I'm performing cross-correlation between a shorter clip of audio (44100 * 14 samples) and a much longer clip of audio (44100 * 60 * 6 samples). From what I understand, I can't window the FFT because of this. When testing out kiss_fftr and kiss_fftri, I found that the inverse operation returned largely noise (but it was still rhythmically similar to the input). I've confirmed that my input audio is correct and the corruption happens solely within this function:
static std::vector<std::vector<float>> do_fft(std::vector<std::vector<float>> song, std::vector<std::vector<float>> loop)
{
loop[0].resize(kiss_fftr_next_fast_size_real(loop[0].size())); // TODO: resize this to song size instead of loop size when done testing
loop[1].resize(loop[0].size()); // TODO: make this dynamic
std::vector<std::vector<kiss_fft_cpx>> fft_loop;
std::vector<std::vector<float>> output;
for (int chan = 0; chan < loop.size(); chan++)
{
fft_loop.push_back(std::vector<kiss_fft_cpx>());
fft_loop[chan].resize(loop[chan].size());
output.push_back(std::vector<float>());
output[chan].resize(loop[chan].size()); // TODO: resize this to song size instead of loop size when done testing
}
kiss_fftr_cfg cfg_loop = kiss_fftr_alloc(loop[0].size(), 0, NULL, NULL);
kiss_fftr(cfg_loop, &loop[0][0], &fft_loop[0][0]);
kiss_fft_free(cfg_loop);
kiss_fftr_cfg cfgi_loop = kiss_fftr_alloc(fft_loop[0].size(), 1, NULL, NULL);
kiss_fftri(cfgi_loop, &fft_loop[0][0], &output[0][0]);
kiss_fft_free(cfgi_loop);
return output;
}
Here's what the output looks like compared to the input: Enlarged to show detail:
If you're wondering about memory, the program is 64-bit and only uses a few gigabytes of ram (just a few gigs, nothing major :P)

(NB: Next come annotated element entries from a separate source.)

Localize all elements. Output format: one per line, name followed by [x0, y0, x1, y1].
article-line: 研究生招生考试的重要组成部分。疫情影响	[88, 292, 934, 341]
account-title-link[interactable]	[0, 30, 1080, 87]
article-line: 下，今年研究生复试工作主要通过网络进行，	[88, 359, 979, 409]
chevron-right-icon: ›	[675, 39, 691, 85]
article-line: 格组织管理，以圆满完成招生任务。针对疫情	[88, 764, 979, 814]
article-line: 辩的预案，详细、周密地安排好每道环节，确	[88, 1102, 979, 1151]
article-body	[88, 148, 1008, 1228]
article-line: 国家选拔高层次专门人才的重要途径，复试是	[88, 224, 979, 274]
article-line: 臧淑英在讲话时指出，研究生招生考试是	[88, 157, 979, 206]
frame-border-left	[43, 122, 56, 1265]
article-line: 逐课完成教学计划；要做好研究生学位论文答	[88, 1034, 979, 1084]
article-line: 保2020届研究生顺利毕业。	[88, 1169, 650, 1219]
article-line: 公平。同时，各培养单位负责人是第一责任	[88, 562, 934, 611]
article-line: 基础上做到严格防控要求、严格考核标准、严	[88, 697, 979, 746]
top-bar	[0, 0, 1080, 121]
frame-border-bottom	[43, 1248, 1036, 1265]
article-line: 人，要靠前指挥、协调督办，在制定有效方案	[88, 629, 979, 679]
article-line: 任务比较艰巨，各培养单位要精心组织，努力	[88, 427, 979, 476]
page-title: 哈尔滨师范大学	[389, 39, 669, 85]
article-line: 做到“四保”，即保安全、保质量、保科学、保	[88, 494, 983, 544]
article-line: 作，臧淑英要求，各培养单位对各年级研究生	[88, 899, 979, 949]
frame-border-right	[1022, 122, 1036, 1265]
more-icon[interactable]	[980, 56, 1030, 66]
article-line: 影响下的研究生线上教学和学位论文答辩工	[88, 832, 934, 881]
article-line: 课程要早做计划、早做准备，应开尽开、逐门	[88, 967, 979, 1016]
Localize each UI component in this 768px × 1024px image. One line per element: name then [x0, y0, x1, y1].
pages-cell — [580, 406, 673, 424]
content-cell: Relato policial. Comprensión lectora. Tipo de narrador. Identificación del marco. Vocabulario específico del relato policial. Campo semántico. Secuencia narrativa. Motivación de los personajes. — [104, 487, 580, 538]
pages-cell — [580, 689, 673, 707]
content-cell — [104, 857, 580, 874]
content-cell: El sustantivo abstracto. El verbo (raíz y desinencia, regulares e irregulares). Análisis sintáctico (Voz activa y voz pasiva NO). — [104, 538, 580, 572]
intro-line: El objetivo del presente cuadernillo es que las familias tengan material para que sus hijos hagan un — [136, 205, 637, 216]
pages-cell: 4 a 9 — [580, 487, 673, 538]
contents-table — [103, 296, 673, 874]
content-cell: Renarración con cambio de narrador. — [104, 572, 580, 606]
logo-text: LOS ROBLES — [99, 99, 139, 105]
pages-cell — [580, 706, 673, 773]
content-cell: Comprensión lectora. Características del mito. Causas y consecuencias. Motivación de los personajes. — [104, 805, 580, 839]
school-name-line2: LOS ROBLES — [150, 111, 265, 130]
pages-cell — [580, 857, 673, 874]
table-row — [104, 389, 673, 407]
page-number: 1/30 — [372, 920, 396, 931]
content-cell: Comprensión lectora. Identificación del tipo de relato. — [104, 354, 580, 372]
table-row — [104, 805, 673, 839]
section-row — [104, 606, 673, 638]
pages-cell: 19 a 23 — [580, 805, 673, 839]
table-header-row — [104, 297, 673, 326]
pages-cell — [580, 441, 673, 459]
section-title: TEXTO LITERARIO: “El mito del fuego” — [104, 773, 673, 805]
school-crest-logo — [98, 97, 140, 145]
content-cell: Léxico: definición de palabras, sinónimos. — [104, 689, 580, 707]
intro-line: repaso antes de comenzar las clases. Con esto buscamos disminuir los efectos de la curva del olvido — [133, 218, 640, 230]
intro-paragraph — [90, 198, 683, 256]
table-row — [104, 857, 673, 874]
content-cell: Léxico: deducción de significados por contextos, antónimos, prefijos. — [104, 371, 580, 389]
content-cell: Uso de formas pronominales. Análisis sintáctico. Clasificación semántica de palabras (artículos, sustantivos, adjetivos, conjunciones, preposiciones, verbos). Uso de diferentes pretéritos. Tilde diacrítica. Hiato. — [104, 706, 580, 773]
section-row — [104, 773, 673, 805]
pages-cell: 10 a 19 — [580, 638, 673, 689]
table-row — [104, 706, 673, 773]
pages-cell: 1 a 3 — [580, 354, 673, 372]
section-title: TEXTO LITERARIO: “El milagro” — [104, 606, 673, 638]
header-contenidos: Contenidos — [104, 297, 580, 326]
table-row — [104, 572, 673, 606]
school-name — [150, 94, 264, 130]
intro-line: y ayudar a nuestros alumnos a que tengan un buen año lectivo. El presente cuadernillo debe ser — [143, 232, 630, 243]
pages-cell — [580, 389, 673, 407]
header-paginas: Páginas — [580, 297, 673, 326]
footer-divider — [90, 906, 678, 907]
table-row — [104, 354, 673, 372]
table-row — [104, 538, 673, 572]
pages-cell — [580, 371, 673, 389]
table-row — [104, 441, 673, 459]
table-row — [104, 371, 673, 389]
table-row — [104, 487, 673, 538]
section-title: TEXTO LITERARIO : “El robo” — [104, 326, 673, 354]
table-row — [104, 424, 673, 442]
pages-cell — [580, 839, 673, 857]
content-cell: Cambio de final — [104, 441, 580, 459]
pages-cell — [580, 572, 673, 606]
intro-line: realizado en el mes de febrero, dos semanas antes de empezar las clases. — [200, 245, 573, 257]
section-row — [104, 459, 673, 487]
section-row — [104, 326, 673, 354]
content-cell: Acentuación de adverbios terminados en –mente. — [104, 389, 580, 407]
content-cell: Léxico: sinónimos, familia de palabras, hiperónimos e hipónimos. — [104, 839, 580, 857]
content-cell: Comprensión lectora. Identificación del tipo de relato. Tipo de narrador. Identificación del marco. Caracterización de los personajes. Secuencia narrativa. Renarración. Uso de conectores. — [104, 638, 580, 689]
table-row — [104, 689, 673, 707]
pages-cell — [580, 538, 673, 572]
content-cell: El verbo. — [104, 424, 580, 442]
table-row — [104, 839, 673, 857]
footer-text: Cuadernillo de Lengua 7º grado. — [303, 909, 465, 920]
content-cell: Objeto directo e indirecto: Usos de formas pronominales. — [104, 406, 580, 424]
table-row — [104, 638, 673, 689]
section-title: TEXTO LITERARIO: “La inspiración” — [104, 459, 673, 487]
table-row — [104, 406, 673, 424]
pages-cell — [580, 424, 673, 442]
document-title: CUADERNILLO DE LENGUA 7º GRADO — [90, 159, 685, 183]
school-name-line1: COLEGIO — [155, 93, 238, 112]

Different FFT libraries use different scaling factors, and/or distribute scaling factors differently between their FFT and IFFT implementations.
kiss_fft requires you to scale down by the length of the fft during, or between an fft/ifft pair to get back (approximately within numeric or rounding error) the original time domain input vector.
In your case, that's a fairly large scale factor because the length of your data in large.